The trial of three Al Jazeera English staff jailed in Egypt on charges of spreading false news and belonging to a "terrorist group" has been adjourned until March 31.
Peter Greste, Mohamed Fahmy, and Baher Mohamed, held in a Cairo for 86 days, appeared in court for the third time on Monday.
The three men are charged with spreading false news and aiding the blacklisted Muslim Brotherhood of deposed President Mohamed Morsi, who was overthrown by the army in July.
Al Jazeera rejects the charges against its staff and continues to call for their release.
The government has declared the Brotherhood a "terrorist" group. An Egyptian court on Monday sentenced 529 members of the Brotherhood to death on charges including murder, in a sharp escalation of a crackdown on the movement.
CNN correspondent Ian Lee, reporting from outside the court in the Egyptian capital, said the families of the jailed journalists were calling on authorities to expedite the trial and to allow the detainees longer time with their lawyers than the current 45-minute session alloted ahead of the trial.

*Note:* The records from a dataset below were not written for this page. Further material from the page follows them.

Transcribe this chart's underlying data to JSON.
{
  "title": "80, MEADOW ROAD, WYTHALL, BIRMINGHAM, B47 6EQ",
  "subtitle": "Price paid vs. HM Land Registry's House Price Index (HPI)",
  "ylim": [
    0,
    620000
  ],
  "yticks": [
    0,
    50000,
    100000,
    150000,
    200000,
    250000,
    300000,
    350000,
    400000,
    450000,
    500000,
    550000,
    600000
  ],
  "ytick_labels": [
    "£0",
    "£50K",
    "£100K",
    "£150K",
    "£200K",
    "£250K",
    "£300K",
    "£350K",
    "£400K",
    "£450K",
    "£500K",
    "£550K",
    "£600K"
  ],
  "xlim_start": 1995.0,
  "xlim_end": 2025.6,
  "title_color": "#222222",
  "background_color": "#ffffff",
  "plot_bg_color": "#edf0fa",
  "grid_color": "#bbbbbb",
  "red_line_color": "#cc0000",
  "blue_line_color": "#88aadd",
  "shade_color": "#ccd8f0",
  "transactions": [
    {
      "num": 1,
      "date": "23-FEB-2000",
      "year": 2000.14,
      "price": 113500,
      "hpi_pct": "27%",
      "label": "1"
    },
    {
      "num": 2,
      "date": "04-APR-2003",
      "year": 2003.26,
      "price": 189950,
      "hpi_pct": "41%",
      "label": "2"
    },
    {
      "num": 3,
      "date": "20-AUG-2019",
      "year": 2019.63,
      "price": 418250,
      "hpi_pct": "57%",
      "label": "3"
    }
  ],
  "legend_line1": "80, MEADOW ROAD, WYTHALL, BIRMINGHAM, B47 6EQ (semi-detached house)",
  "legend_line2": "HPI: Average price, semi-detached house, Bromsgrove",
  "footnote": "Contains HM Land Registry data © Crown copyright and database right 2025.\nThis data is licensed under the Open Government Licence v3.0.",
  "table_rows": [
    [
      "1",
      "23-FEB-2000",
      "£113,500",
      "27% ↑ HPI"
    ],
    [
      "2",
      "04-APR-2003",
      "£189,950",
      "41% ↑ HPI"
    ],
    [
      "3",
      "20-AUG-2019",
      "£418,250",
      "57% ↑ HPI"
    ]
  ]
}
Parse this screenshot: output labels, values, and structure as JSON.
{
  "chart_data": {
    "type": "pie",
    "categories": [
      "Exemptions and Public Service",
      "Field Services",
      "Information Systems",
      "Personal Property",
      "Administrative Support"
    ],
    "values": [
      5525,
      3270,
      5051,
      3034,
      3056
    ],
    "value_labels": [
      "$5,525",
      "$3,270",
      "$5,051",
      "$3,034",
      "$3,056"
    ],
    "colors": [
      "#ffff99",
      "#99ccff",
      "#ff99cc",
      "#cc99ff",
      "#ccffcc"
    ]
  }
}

Lee has been reporting on behalf of Al Jazeera as the network’s journalists are banned from reporting from Egypt.
The Al Jazeera staff's latest court appearance comes days after Egypt's interim President Adly Mansour pledged to help resolve the trial of Greste, an Australian award-winning journalist.
In the letter directed at Greste's parents, Mansour, appointed after Morsi's ouster, said: "Notwithstanding the independence of the judiciary authorities and the fullness of all the rights guaranteed by the law, I would like to assure you in my capacity as president of Egypt that I will spare no effort to work towards the speedy resolution of the case, in a fashion consistent with the law, and that guarantees the resumption of the family in the near future."
As well as signing the letter as "president", he also used the title "chief justice", indicating his position as the head of the Supreme Constitutional Court, the highest judicial authority in the land.
Al Jazeera called the move an "encouraging sign".
The high-profile case, in which 17 others are also charged, has sparked a global outcry and fuelled fears of a crackdown on the press by the military-installed authorities.
Abdullah al-Shami, from Al Jazeera's Arabic channel, has been detained for more than six months without charge and has been on hunger strike since January 23. Al Jazeera’s correspondents Sue Turton and Dominic Kane, who covered events in Egypt and are now abroad, are being tried in absentia.
Institutions including the White House, the European Union and the United Nations have called for the release of the men, and for press freedoms to be upheld.
Freedom of speech in Egypt has been the focus of mounting global concern since the government adopted a hardline approach towards journalists.
The country has been ranked the third deadliest destination for journalists in 2013 by the Committee to Protect Journalists.